Sarraute vs Sagan

Ce mois-ci pour le retour aux classiques impulsé toujours avec panache par Moka, place à une battle entre Nathalie Sarraute et Françoise Sagan. A parcourir leurs bibliographies, je ne pense jamais avoir lu l’une ou l’autre, en tout cas le souvenir n’est pas suffisamment probant pour sembler réaliste…

Première rencontre dirons-nous donc, et autant dire que pour l’une comme pour l’autre, la lecture a été un peu laborieuse…

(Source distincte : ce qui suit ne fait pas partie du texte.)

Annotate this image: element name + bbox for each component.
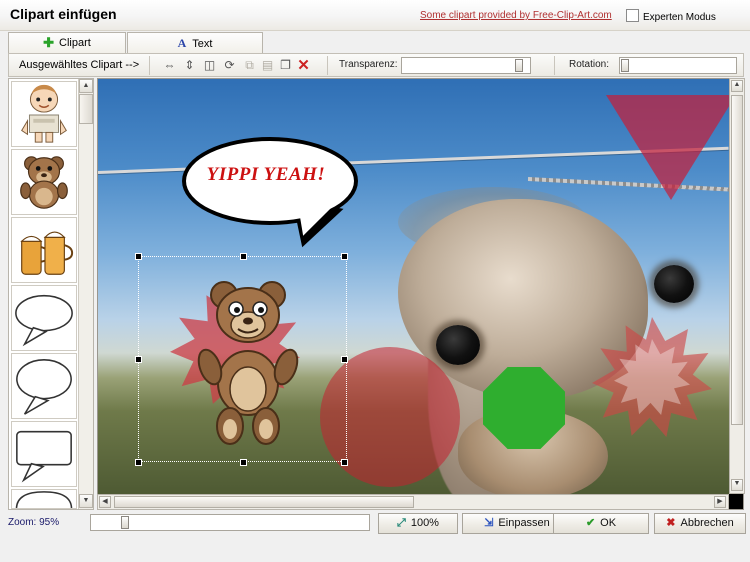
title-bar: Clipart einfügen Some clipart provided b… [0,0,750,31]
zoom-slider[interactable] [90,514,370,531]
scroll-left-icon[interactable]: ◀ [99,496,111,508]
zoom-100-button[interactable]: ⤢ 100% [378,513,458,534]
clipart-list-scrollbar[interactable]: ▲ ▼ [78,79,93,509]
zoom-level-label: Zoom: 95% [8,517,60,528]
triangle-overlay[interactable] [606,95,729,200]
flip-horizontal-icon[interactable]: ⇔ [161,57,178,74]
rotation-label: Rotation: [569,59,610,70]
zoom-slider-thumb[interactable] [121,516,129,529]
scroll-up-icon[interactable]: ▲ [731,80,743,92]
fit-icon: ⇲ [484,517,494,529]
baby-clipart-icon [21,84,67,143]
ok-label: OK [600,517,617,529]
rotation-slider-thumb[interactable] [621,59,629,72]
speech-bubble-square-clipart-icon [16,430,72,483]
list-item[interactable] [11,149,77,215]
resize-handle-sw[interactable] [135,459,142,466]
fit-label: Einpassen [498,517,550,529]
scroll-right-icon[interactable]: ▶ [714,496,726,508]
resize-handle-ne[interactable] [341,253,348,260]
list-item[interactable] [11,285,77,351]
resize-handle-nw[interactable] [135,253,142,260]
list-item[interactable] [11,353,77,419]
transparency-slider-thumb[interactable] [515,59,523,72]
text-icon: A [177,36,187,50]
speech-bubble-partial-clipart-icon [15,491,73,508]
scroll-down-icon[interactable]: ▼ [79,494,93,508]
expert-mode-label: Experten Modus [643,12,716,23]
resize-handle-se[interactable] [341,459,348,466]
speech-bubble-oval-clipart-icon [15,294,73,347]
expert-mode-checkbox[interactable]: Experten Modus [626,9,716,23]
scroll-up-icon[interactable]: ▲ [79,79,93,93]
clipart-credit-link[interactable]: Some clipart provided by Free-Clip-Art.c… [420,10,612,21]
transparency-label: Transparenz: [339,59,398,70]
scroll-thumb-horizontal[interactable] [114,496,414,508]
transparency-slider[interactable] [401,57,531,74]
clipart-toolbar: Ausgewähltes Clipart --> ⇔ ⇕ ◫ ⟳ ⧉ ▤ ❐ ✕… [8,53,744,77]
check-icon: ✔ [585,517,596,529]
beer-mugs-clipart-icon [20,231,74,275]
rotate-icon[interactable]: ⟳ [221,57,238,74]
x-icon: ✖ [666,517,676,529]
image-canvas[interactable]: YIPPI YEAH! [97,78,744,510]
list-item[interactable] [11,217,77,283]
list-item[interactable] [11,489,77,509]
tab-clipart[interactable]: ✚ Clipart [8,32,126,53]
clipart-list[interactable]: ▲ ▼ [8,78,94,510]
ok-button[interactable]: ✔ OK [553,513,649,534]
page-title: Clipart einfügen [10,6,117,22]
ostrich-eye-right [654,265,694,303]
toolbar-separator-2 [327,56,328,75]
tab-clipart-label: Clipart [59,37,91,49]
speech-bubble-tail-inner [291,200,333,240]
speech-bubble-text: YIPPI YEAH! [206,164,326,185]
resize-handle-e[interactable] [341,356,348,363]
plus-icon: ✚ [43,35,55,50]
ostrich-eye-left [436,325,480,365]
list-item[interactable] [11,421,77,487]
flip-vertical-icon[interactable]: ⇕ [181,57,198,74]
mirror-icon[interactable]: ◫ [201,57,218,74]
list-item[interactable] [11,81,77,147]
paste-icon[interactable]: ▤ [259,57,276,74]
delete-icon[interactable]: ✕ [295,57,312,74]
duplicate-icon[interactable]: ❐ [277,57,294,74]
scroll-thumb[interactable] [79,94,93,124]
cancel-label: Abbrechen [680,517,734,529]
scroll-thumb-vertical[interactable] [731,95,743,425]
copy-icon[interactable]: ⧉ [241,57,258,74]
tab-text-label: Text [192,38,213,50]
teddy-bear-clipart-icon [20,156,68,209]
zoom-icon: ⤢ [397,517,406,529]
selected-clipart-label: Ausgewähltes Clipart --> [19,59,140,71]
zoom-100-label: 100% [410,517,439,529]
scroll-down-icon[interactable]: ▼ [731,479,743,491]
speech-bubble-round-clipart-icon [16,359,72,415]
checkbox-box[interactable] [626,9,639,22]
toolbar-separator [149,56,150,75]
toolbar-separator-3 [554,56,555,75]
rotation-slider[interactable] [619,57,737,74]
cancel-button[interactable]: ✖ Abbrechen [654,513,746,534]
ostrich-photo: YIPPI YEAH! [98,79,729,494]
canvas-horizontal-scrollbar[interactable]: ◀ ▶ [97,494,729,510]
clipart-dialog: Clipart einfügen Some clipart provided b… [0,0,750,562]
tab-strip: ✚ Clipart A Text [8,32,748,53]
tab-text[interactable]: A Text [127,32,263,53]
resize-handle-w[interactable] [135,356,142,363]
resize-handle-n[interactable] [240,253,247,260]
resize-handle-s[interactable] [240,459,247,466]
selection-frame[interactable] [135,253,348,466]
canvas-vertical-scrollbar[interactable]: ▲ ▼ [729,78,745,494]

Dans Tropismes, écrit dès 1932 mais paru en 1939, Nathalie Sarraute construit un exercice de style autour de la notion scientifique du même nom, indiquant une « réaction d’orientation avec déplacement provoquée et dirigée par un stimulus externe de nature physique ou chimique. En vingt-quatre séquences, elle saisit le mouvement d’instants bousculés par une présence ou une parole, des scènes du quotidien resserrées dans la fulgurance d’un souffle, dans une forme qui flirte avec la poésie. Si j’ai pu apprécier d’en lire certaines à voix haute, pour le plaisir de savourer ce jeu de langue aux contours un peu bruts, j’avoue avoir à de nombreuses reprises décroché, comme perdue dans ces ellipses qui ne laissaient que de pâles souvenirs à peine la page tournée. Une lecture un peu poussive donc de ce texte qui marque les prémices du Nouveau roman, genre que je creuserai probablement à l’occasion d’un prochain rendez-vous classique, ne serait-ce que pour nourrir ma curiosité, à défaut de m’attendre à ressentir un certain plaisir.

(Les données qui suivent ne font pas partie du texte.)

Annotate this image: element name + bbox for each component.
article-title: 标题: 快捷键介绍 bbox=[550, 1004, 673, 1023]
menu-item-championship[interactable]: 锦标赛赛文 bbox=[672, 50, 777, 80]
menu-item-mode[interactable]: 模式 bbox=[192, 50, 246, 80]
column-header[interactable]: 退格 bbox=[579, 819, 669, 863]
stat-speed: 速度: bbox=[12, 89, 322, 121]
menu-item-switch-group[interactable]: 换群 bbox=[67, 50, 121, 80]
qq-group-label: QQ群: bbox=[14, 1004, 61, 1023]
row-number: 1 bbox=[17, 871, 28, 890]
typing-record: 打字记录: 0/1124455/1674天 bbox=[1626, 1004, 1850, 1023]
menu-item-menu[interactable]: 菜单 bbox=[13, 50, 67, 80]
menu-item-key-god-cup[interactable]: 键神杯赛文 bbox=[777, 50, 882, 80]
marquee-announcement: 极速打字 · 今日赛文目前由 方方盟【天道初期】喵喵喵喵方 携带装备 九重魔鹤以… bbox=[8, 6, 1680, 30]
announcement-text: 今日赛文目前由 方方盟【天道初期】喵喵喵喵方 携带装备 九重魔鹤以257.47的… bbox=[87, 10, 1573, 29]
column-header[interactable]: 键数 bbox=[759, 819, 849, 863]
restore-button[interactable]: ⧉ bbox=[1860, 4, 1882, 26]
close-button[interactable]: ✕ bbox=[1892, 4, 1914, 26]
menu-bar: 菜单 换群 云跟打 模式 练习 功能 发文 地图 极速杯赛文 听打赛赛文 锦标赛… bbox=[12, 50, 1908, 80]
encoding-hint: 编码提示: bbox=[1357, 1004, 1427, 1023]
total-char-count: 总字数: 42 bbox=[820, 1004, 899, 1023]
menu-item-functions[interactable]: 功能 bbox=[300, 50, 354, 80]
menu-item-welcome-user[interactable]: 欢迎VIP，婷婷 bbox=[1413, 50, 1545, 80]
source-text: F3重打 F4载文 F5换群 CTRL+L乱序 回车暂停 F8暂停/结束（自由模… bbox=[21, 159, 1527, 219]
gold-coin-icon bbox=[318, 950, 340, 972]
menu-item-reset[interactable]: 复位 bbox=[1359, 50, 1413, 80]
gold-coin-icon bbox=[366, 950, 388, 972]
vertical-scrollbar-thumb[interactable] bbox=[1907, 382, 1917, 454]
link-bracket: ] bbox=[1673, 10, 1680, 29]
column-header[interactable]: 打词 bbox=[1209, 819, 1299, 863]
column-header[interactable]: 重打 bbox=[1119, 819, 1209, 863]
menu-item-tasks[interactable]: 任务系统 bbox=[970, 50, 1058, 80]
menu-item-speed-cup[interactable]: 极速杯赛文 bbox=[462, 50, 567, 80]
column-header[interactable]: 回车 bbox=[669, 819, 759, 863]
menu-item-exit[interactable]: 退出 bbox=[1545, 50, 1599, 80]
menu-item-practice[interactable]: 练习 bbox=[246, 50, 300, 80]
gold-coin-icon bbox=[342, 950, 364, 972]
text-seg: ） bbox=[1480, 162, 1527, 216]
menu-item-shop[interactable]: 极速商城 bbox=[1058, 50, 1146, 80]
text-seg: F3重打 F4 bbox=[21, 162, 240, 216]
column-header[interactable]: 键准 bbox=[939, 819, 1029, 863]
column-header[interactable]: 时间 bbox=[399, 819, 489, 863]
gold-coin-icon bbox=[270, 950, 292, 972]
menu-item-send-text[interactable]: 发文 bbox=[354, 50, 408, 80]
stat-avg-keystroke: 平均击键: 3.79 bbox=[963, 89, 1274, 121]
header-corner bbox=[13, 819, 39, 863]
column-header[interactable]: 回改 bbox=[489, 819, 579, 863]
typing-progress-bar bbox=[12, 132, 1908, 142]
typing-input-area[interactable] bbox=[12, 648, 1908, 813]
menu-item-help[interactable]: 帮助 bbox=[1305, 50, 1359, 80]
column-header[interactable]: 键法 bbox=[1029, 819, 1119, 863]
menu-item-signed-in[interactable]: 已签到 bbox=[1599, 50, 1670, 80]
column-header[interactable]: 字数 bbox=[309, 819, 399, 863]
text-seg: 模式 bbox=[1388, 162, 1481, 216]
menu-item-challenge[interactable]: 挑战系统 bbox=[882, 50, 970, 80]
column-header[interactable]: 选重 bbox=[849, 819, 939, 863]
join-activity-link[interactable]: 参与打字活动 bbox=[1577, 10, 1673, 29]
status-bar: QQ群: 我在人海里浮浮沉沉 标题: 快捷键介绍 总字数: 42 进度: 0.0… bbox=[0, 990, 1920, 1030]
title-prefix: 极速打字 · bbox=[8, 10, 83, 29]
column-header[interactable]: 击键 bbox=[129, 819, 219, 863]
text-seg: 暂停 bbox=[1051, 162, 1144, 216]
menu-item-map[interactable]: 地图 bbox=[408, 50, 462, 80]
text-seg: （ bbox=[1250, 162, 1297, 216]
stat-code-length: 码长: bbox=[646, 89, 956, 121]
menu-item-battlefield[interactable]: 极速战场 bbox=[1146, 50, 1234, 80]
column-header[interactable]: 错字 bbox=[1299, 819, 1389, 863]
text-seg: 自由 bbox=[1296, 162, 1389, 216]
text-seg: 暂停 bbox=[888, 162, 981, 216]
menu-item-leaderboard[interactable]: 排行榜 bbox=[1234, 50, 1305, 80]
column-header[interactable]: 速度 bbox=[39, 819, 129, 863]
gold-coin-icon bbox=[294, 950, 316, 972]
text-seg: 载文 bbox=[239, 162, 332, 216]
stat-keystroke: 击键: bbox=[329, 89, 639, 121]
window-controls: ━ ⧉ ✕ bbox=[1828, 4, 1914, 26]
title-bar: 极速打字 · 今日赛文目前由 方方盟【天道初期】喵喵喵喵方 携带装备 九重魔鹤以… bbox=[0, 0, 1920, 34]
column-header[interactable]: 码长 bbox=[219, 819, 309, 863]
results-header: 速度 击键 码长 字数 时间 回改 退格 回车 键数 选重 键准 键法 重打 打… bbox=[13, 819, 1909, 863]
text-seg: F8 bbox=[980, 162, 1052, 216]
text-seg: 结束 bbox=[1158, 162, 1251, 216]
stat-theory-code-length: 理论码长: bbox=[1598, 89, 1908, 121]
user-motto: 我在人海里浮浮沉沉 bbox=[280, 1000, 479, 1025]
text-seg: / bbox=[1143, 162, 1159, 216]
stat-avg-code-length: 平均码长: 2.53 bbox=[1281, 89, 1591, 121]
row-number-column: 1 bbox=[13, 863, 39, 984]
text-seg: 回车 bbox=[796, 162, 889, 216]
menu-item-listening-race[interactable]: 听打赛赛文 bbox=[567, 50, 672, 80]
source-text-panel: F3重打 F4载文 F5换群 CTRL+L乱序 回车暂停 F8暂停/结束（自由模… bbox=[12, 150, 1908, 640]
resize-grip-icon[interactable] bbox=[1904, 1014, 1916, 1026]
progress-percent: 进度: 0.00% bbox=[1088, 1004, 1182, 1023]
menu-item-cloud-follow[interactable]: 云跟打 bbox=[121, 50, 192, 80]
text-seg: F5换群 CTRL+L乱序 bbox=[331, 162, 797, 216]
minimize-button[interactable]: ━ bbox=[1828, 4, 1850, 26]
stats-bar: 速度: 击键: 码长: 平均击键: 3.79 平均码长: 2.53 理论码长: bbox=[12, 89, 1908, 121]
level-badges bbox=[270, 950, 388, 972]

« Quelquefois le cri aigu des cigales, dans la prairie pétrifiée de soleil et comme morte, provoque cette sensation de froid, de solitude, d’abandon dans un univers hostile où quelque chose d’angoissant se prépare.
Étendu dans l’herbe torride, on reste sans bouger, on épie, on attend. »

Face B, Françoise Sagan, avec De guerre lasse, un triangle amoureux dans la France de 1942. Jérôme et Alice, résistants en quête d’un point de chute en zone libre, se rendent chez Charles Sambrat, chef d’entreprise dans le Dauphiné et vieil ami de Jérôme. Grand coureur de femmes et d’aventures amoureuses sans lendemain, Charles accueillera le couple à bras ouverts et le futal en feu à la découverte d’Alice qu’il ne cessera de courtiser avec de la bave aux lèvres à peine ramassée.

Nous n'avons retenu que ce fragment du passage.